Il y a de la violence dans le roman d’André Benchetrit. Elle est omniprésente dans les mots (« Il y a du sang. Il y a du froid. Je remue dedans »), mais surtout, elle se situe au niveau des rapports entre les deux principaux personnages de ce roman, un père et un fils, dont on devine les rapports conflictuels – on imagine un fils ado, peut-être, et un père seul, veuf ou divorcé, et médiocre, au moins aux yeux de son fils (« Je ne veux rien tenir de toi, Papa. C’est un rien qui donne le vertige. Il prend toute la place. Il se déploie comme il veut même si je ne veux pas. Et il est tellement là que parfois j’ai peur. »). Leurs relations sont tendues, mais ambivalentes : un mélange de haine, de mépris et d’amour, parfois tout en même temps (« Je voulais lui dire de mourir plus vite, car cela durait trop longtemps toute cette mort qui ne finissait pas. » ; « Je peux avoir ma vie et toi tu es normal. Tu es cassé. Comme si tu étais tombé. Ailes cassées. Ou bien la tête. Tes inventions quand tu déambules, c’est pour tromper les yeux. Tes histoires, tu mens. Moi, ça ne me gêne pas. Un jour je partirai et j’aurai ma vie. Mais toi ? »). Quant au reste, on n’en saisit pas grand’ chose : Le bord de la terre est un texte pour ainsi dire subliminal, comme ces images qui nous marquent mais que l’œil ne saisit pas. Tout au plus, on retiendra que l’histoire aura débuté dans une laverie dégueulasse, puis qu’il fut bien vite question d’un radeau semblant voguer entre la vie à la mort, comme le père lui-même. Des goules, des vampires, un bouc et un bébé hydrocéphale feront aussi une apparition. Il faut dire que l’alternance de narrateurs ne facilite pas la tâche : le fils semble être le narrateur principal, mais le père prend parfois le relais, d’autres fois, on dirait qu’une tierce personne s’y met, mais on n’en est pas vraiment sûr : ils alternent de manière aléatoire, sans qu’on puisse jamais savoir où s’arrête l’un et où commence l’autre.

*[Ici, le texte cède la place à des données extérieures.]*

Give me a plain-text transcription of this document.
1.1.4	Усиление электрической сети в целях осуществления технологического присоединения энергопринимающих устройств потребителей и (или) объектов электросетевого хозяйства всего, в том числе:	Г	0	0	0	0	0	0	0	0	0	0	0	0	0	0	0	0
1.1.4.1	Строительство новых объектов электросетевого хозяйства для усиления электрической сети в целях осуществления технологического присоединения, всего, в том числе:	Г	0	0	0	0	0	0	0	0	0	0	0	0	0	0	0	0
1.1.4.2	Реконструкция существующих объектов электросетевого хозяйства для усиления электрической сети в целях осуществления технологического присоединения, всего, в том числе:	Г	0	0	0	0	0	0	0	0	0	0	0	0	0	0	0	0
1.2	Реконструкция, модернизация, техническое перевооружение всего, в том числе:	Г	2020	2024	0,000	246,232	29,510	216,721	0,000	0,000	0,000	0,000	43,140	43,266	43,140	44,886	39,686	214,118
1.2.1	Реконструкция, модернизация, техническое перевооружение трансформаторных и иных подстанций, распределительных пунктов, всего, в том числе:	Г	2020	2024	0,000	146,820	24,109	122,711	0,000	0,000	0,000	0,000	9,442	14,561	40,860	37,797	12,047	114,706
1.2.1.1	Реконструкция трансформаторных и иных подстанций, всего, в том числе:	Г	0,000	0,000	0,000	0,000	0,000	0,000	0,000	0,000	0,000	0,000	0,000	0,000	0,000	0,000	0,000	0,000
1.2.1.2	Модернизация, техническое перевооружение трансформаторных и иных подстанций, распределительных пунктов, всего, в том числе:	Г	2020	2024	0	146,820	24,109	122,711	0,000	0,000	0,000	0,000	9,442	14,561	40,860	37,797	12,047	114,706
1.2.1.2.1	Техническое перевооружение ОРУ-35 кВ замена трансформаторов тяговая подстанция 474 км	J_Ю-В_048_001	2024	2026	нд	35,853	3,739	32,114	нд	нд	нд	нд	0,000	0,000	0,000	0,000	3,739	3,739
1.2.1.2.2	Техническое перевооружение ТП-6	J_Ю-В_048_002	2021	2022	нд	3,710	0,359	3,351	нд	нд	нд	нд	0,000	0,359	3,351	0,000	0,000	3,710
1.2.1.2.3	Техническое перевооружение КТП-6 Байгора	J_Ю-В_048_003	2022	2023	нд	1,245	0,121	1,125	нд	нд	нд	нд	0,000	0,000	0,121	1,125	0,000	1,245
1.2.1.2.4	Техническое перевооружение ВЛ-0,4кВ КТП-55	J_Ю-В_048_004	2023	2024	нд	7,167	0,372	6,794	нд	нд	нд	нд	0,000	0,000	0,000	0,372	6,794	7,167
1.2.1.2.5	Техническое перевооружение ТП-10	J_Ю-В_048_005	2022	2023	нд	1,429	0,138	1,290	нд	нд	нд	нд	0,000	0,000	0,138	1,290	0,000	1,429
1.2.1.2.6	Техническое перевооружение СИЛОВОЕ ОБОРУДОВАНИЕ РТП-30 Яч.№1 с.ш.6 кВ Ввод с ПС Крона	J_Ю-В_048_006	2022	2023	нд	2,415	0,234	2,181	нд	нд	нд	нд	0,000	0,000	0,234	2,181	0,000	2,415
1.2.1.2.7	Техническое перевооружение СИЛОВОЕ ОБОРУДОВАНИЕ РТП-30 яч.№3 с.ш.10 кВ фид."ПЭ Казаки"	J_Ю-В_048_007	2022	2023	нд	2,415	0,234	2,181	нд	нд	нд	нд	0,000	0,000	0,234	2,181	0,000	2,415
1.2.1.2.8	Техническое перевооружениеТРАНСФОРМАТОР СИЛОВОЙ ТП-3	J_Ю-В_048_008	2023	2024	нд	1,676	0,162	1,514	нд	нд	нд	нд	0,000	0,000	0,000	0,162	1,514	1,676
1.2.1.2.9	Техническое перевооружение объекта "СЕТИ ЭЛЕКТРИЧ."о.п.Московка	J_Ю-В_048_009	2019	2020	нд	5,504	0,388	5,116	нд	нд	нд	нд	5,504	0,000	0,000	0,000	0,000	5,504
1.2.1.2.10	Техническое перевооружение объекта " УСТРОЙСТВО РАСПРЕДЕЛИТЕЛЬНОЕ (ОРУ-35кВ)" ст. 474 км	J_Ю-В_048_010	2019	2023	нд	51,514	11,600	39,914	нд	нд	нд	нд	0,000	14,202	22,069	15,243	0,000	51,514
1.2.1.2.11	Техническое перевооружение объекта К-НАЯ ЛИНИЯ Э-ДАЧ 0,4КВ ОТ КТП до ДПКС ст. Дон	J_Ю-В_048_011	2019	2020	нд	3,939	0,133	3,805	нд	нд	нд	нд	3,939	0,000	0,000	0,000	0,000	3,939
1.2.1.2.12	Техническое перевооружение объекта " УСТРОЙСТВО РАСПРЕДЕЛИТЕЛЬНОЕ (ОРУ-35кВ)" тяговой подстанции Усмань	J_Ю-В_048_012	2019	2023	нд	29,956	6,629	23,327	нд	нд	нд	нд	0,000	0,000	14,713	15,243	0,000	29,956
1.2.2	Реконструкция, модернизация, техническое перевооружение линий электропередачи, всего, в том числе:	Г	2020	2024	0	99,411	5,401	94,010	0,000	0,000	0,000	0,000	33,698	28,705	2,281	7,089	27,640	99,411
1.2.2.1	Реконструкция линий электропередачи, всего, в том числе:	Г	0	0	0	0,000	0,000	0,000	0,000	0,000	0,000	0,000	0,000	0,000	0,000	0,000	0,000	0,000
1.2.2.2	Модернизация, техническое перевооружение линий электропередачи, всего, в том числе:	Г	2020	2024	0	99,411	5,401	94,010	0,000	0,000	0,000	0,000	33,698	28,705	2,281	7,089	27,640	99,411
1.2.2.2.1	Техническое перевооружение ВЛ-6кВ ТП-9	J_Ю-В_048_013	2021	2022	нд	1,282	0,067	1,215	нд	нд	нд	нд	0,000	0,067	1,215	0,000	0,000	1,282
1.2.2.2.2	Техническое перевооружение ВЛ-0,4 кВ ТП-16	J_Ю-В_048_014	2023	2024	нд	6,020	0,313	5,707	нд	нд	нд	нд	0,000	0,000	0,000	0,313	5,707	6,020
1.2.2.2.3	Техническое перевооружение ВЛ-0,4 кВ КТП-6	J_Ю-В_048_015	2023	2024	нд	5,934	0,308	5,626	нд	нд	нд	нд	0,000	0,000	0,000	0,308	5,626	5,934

Le texte apparaît forcément incohérent, mais on semble y trouver une véritable spontanéité, comme si tout avait été écrit d’une seule traite ; on est presque désarçonné en découvrant à la fin du roman qu’il aura nécessité presque trois ans de travail. Pourtant, il n’y a vraiment rien d’étonnant à cela. Derrière son apparente immédiateté, on sent un texte travaillé, truffé d’inventions de langage et de mots-valises qui se montrent de plus en plus frappants à mesure que l’on avance dans le texte – l’image de la cage-tête, notamment, est de celles qui marquent (« la cage-tête est un grand sac et dedans contient des corps qui sont endormis »), un texte inventif et d’une très grande noirceur, éclairé parfois d’une phrase lumineuse et d’une grande poésie : comme un coup de poignard.

Le lecteur, dans tout cela, évolue donc à l’aveuglette, heurte des murs d’incompréhension et en prend plein la gueule : c’est un texte éprouvant – mais aussi riche et beau. Il y est question d’un lien filial en déliquescence et de mort. Il y est question de monstres et de notre société. Tout cela ne semble faire aucun sens, et pourtant : ça résonne, ça résonne… Au bord de la terre, il n’y a plus qu’à basculer.